In short: Mother! (2017)

While I sometimes think I’ve seen basically everything in a movie, and can find my way around any of them, there still is the possibility to encounter a movie that takes me by surprise and may even confuse me quite a bit. So how about Darren Aronofsky’s somewhat divisive Mother!?

This may or may not be a religious allegory (which may or may not be saying that the creator godhood is an asshole sucking the blood and love of women –perhaps standing in for humanity - while giving them nothing in return but an illusion of love and a baby he’s going to take away again), a film about that horrifying conceptual entity known as The Artist (which may or may not be saying that The Artist is an asshole sucking the blood and love of women while giving them nothing in return but an illusion of love and a baby he’s going to take away again), or a couple of other things. Insert your own favourite theory here, really - you’ll probably find more than enough ambiguous moments in the film to hang it on.

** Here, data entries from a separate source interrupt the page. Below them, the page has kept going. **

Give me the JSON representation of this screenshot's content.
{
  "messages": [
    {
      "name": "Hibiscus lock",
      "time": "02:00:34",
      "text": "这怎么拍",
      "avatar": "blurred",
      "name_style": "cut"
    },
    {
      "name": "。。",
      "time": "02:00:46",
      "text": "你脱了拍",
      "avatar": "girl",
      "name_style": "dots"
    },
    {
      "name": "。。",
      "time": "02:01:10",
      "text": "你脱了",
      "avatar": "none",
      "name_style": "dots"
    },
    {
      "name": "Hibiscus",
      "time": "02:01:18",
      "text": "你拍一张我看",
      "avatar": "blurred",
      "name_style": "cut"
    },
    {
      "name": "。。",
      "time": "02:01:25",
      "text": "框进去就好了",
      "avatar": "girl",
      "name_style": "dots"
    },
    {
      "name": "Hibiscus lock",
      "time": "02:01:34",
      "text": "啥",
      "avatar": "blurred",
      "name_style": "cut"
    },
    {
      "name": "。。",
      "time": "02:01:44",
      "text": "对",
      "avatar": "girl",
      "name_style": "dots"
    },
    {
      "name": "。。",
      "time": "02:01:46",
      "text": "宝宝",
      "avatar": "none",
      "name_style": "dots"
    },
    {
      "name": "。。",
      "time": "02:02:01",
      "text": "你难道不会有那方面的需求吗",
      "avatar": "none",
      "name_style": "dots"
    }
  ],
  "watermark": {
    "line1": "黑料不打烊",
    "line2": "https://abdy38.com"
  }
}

It most probably is a male-driven feminist work, curiously because Aronofsky’s camera can’t seem to glance away from Jennifer Lawrence – whose performance dominates the picture not without good reason – for more than a moment, than despite of it, clearly wanting to say something about the way women and society in public and in private relate.

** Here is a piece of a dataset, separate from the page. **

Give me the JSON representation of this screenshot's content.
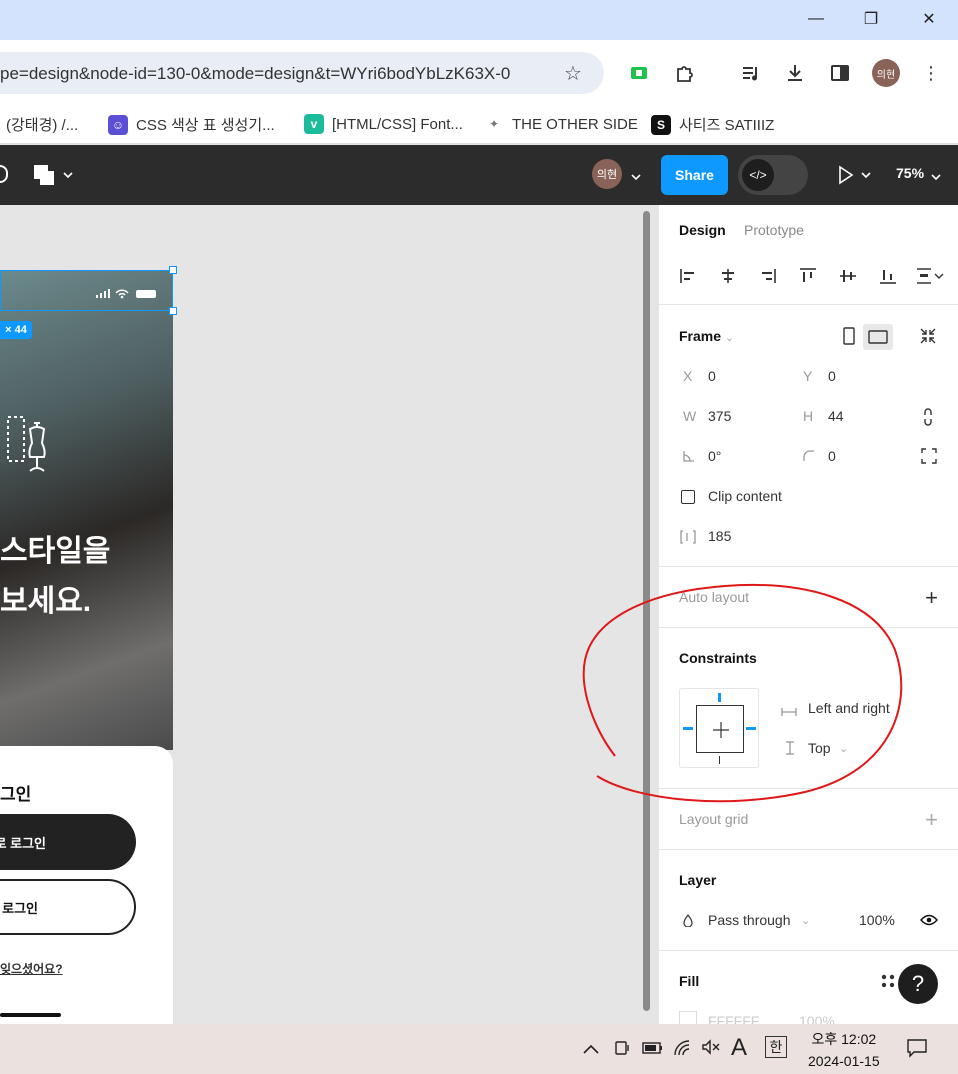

In the beginning stages, this aspect also turns Mother! into something of a social horror film with a couple of scenes that reminded me of the books of Ramsey Campbell in their dread of skewed social situations; later it becomes a (probably metaphorically) apocalyptic one. It’s not a film made with a horror audience in mind, though. At least marketing-wise, Mother! really wants to be sold to a mainstream audience, though it certainly isn’t the audience that would get much out of it.


Be that as it may, this is clearly the work of a director who is perfectly alright with presenting his film to an audience not being willing to follow where he goes, one misunderstanding him, or one just getting out of a film whatever the hell they want. Even if this approach doesn’t work for a viewer – and for once, I wouldn’t even blame anyone for calling a film pretentious - one should at least appreciate the incredible visual power of Aronofsky’s filmmaking, as well as the fearlessness to make a film like this and pretend it’s totally going to be the sort of thing a mainstream audience is going to want to watch without complaining afterwards.